Sometimes when the store is quiet, I pour myself a cup of hot tea and simply wander among the familiar aisles, pausing in front of shelves, and trying to find things to explore and get to know a little better. We have accumulated thousands and thousands of unique items, some come in together in masses, others straggle in and are placed on a shelf and nearly forgotten. It is my job to remind the world of these pieces, to see the beauty and make sure it is reclaimed by others who may be looking for it and not know it. South Berwick, Maine is a wealth of individuals who tend to look at life just a little bit differently. We have painters, writers, actors, potters, jewelry makers, makers, rug hookers, knitters, and artists of all kind who have chosen to express themselves in creation rather than focus on division.
I just met an incredible writer from York, Maine. She happened upon our store on her way home from Somersworth, New Hampshire. Her friend had been telling her we are her kind of store for a long time and today she decided she was going to stop. We fell into a conversation sprung from questions about the chains of cranes, whether or not the heart on the package was somehow included. I smiled and moved towards the display. The heart is a symbol of the devotion Michael shares for folding cranes and the affect they have had in just a few months in raising money for Caring Unlimited in Kittery, Maine. She seemed to understand, immediately reaching for multiple patterns to fill her arms. I stepped back to give her the space to reflect and consider. She quietly mentioned she was a writer and a doula for end of life. I'm not sure how but we began engrossed in a conversation about next steps in life, knowing what you want to be doing, and finding a way to get there. She shared she was moving to a small town in New Hampshire near the border of Vermont. Each new coincidence raised even more hairs on my arms brought with them gentle chills.
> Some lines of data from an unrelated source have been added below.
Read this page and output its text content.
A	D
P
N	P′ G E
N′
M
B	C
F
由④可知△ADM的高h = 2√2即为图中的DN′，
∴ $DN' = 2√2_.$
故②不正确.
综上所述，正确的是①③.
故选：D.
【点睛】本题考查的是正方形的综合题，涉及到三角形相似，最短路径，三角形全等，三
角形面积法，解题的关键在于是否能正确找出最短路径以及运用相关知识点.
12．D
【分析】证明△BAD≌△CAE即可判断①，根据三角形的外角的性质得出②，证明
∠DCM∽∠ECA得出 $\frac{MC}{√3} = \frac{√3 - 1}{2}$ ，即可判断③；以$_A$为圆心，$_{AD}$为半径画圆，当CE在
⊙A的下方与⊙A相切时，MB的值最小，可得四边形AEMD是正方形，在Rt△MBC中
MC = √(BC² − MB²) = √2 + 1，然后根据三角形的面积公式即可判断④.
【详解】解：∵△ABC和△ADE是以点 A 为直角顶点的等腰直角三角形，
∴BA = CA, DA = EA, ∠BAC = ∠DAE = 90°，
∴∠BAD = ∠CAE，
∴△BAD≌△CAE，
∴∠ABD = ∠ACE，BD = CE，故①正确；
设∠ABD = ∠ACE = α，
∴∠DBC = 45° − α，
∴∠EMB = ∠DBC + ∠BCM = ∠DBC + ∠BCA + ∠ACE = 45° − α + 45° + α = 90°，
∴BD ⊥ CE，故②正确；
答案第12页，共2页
I checked her items out, bagged them, and wrote down my email address. We said goodbye and wished each other well. I felt lifted and hopeful. I looked around the store as I poured a large mug of tea and stepped down from behind the counter and onto the floor. I was in search of something I needed to get to know a little better, my eyes fell upon our bookshelf and South Berwick authors. I picked up the thin book of poems entitled Yucatan and peaked inside gently to see what I may find. I have a strange and loving connection to all things Mexico, Mayan, and ancient ruins. I've spent a fair amount of time in South America on various trips throughout my adult life. I've explored ruins, jumped in ceynotes, drove through the jungle in an open aired jeep, and body surfed in waves that were more than I should have been in. I've danced, drunk tequila, learned to scuba, and checked my own personal boundaries and fears at the door. South America was also a place I went to offer a hand in the mountains of Honduras. I met the richest people I know, with a mind and spirit so true and undiluted that I feel as though they did more good for me than I for them. I can feel the hot, heavy sun beating down on my cheeks and shoulders, I can feel the humidity expanding my lungs and slowing me down to a snail's pace, and I can remember how I felt climbing the steep stairs of Chichen Itza straight up into heaven. I remember facing multiples fears and preconceived ideas about how the world works and simply having to let them go.
I read through several of their poems, nodding my head as I went. I was suddenly transported back to south of the border an in a place I keep close to my heart. Three brothers came together, all three self proclaimed poets at heart to respond to photographs captured by one of them. They invite us to write our own poems about the places included in the book. They ask us to look past the present and into the heart of its people, temples, histories, and sacred mysteries.